In una emergenza sanitaria senza precedenti, il COVID-19 è riuscito a fermare un’ intera nazione. Cercare di abbassare l’ onda dei contagiati e spalmarli nel tempo per poter assicurare a tutti l’ assistenza, ha oggi la priorità su tutto. Ma mentre a parole si elogiano gli eroici operatori sanitari, essi in prima linea contro il COVID-19, non sono forniti di necessari DPI. Un grido di aiuto dunque si alza forte, non solo dagli operatori sanitari ma anche da altri eroi in ombra, sono gli impiegati delle attività dei beni necessari. Il coordinamento dei ipermercati e discount di Castelvetrano, hanno contattato la nostra redazione, ma non solo loro, anche singoli titolari fra botteghe, panifici, macellai, fruttivendoli. Unica la loro richiesta. 

“Ci hanno abbandonato – ci comunicano – non ci forniscono di mascherine, siamo anche noi in prima linea, a contatto con chiunque senza alcuna protezione. Lavoriamo, ma abbiamo paura del contagio. Siamo ad altissimo rischio, siamo abbandonati dalle istituzioni. Aiutateci”.È questa la loro richiesta di aiuto, si rivolgono a noi della redazione, per dare voce a questa situazione delicata e preoccupante. Ma si rivolgono anche ai loro titolari, e soprattutto si rivolgono al Sindaco di Castelvetrano Enzo Alfano. Chiedono mascherine, ed un orario ridimensionato.
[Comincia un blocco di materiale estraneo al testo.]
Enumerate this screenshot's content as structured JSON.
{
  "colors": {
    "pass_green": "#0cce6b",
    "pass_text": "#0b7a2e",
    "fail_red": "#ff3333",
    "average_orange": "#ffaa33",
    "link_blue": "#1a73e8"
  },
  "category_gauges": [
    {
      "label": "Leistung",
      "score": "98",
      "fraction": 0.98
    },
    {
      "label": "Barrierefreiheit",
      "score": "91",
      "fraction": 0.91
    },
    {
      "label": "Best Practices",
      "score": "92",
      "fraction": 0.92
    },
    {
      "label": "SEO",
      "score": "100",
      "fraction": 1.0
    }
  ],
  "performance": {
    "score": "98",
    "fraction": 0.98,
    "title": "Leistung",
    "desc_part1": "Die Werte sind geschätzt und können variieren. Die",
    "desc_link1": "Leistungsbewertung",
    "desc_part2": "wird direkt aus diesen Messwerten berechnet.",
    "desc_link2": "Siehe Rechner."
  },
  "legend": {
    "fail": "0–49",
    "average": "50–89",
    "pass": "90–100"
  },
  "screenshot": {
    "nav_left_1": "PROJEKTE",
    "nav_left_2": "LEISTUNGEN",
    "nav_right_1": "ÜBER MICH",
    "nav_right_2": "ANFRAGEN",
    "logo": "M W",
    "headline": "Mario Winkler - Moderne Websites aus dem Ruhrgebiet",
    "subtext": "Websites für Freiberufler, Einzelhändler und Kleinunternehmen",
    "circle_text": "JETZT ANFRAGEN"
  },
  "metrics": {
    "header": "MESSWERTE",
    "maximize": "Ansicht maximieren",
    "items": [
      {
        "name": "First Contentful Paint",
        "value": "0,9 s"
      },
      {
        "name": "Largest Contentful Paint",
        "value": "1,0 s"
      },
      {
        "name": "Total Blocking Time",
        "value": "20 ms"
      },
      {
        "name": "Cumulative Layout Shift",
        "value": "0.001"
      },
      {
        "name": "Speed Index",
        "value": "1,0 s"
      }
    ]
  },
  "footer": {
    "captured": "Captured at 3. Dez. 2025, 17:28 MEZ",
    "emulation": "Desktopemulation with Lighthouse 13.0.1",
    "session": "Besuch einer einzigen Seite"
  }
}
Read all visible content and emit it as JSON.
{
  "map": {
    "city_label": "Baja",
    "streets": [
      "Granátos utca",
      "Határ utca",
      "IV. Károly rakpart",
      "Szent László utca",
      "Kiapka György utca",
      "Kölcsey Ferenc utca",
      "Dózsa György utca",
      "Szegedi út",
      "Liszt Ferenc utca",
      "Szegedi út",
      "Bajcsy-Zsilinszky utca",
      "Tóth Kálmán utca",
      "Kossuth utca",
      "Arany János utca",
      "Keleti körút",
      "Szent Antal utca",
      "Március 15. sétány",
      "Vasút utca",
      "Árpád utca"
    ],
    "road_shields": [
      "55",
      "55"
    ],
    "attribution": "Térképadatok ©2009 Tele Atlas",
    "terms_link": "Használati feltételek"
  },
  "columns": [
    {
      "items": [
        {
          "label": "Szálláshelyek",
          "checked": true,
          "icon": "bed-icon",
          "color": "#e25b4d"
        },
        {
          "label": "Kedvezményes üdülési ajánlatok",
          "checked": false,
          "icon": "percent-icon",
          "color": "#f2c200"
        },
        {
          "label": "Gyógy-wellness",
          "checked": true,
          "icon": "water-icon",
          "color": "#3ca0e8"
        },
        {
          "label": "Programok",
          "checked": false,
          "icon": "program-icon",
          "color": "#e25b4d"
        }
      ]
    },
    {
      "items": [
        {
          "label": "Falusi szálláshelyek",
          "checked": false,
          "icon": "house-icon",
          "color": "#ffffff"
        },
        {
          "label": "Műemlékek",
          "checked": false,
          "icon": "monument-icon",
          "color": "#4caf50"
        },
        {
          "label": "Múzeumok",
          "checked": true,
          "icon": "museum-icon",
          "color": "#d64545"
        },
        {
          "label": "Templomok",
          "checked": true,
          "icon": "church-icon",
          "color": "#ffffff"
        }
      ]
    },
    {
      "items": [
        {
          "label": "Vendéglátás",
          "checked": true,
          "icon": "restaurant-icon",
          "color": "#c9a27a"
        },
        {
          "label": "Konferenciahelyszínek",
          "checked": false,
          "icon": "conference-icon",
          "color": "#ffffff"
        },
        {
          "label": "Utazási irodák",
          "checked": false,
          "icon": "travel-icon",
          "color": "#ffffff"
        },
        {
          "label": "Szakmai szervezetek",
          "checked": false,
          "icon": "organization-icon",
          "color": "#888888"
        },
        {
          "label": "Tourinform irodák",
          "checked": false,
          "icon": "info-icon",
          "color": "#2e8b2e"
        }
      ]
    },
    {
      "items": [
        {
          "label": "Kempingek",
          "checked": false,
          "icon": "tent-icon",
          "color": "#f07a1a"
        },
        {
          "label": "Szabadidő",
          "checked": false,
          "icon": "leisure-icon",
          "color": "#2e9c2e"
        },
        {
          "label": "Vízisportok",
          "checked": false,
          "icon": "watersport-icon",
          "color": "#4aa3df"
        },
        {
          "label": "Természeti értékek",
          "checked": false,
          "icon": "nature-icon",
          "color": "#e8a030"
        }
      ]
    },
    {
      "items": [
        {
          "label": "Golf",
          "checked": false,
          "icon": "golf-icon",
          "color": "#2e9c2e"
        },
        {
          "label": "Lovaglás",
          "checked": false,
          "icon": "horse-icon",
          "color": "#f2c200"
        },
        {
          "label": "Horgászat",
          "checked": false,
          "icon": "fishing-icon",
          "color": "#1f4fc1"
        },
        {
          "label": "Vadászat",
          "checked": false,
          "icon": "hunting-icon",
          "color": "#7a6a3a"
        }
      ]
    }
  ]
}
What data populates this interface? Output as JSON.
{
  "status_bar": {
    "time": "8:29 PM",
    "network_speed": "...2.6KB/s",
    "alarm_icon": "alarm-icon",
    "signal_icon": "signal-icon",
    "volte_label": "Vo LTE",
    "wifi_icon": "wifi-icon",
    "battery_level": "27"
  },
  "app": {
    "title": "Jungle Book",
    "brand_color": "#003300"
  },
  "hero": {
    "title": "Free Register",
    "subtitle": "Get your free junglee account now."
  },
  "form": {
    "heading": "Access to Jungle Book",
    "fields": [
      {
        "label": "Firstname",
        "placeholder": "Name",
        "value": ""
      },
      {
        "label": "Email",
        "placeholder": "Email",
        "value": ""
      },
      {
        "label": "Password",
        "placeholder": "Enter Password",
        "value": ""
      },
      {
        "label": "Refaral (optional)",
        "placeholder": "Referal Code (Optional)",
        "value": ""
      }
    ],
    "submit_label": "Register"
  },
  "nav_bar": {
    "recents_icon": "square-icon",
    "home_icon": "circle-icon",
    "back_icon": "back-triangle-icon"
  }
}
In particolare il coordinamento dei supermercati di Castelvetrano chiedono al Sindaco un’ ordinanza che possa regolare per tutte le attività dei beni necessari un orario unico, per ridurre il più possibile il contatto sociale. Soprattutto i cassieri, sono coloro che rischiano di più. Non hanno alcuna protezione e la distanza minima di un metro non può essere garantita. “Abbiamo pensato – continua il portavoce del coordinamento – ad un orario unico per tutti, dal lunedì al sabato dalle ore 7:00 alle ore 18:00 e la domenica chiusura per  tutti alle ore 14:00, ma è necessaria un’ ordinanza del Sindaco di Castelvetrano”.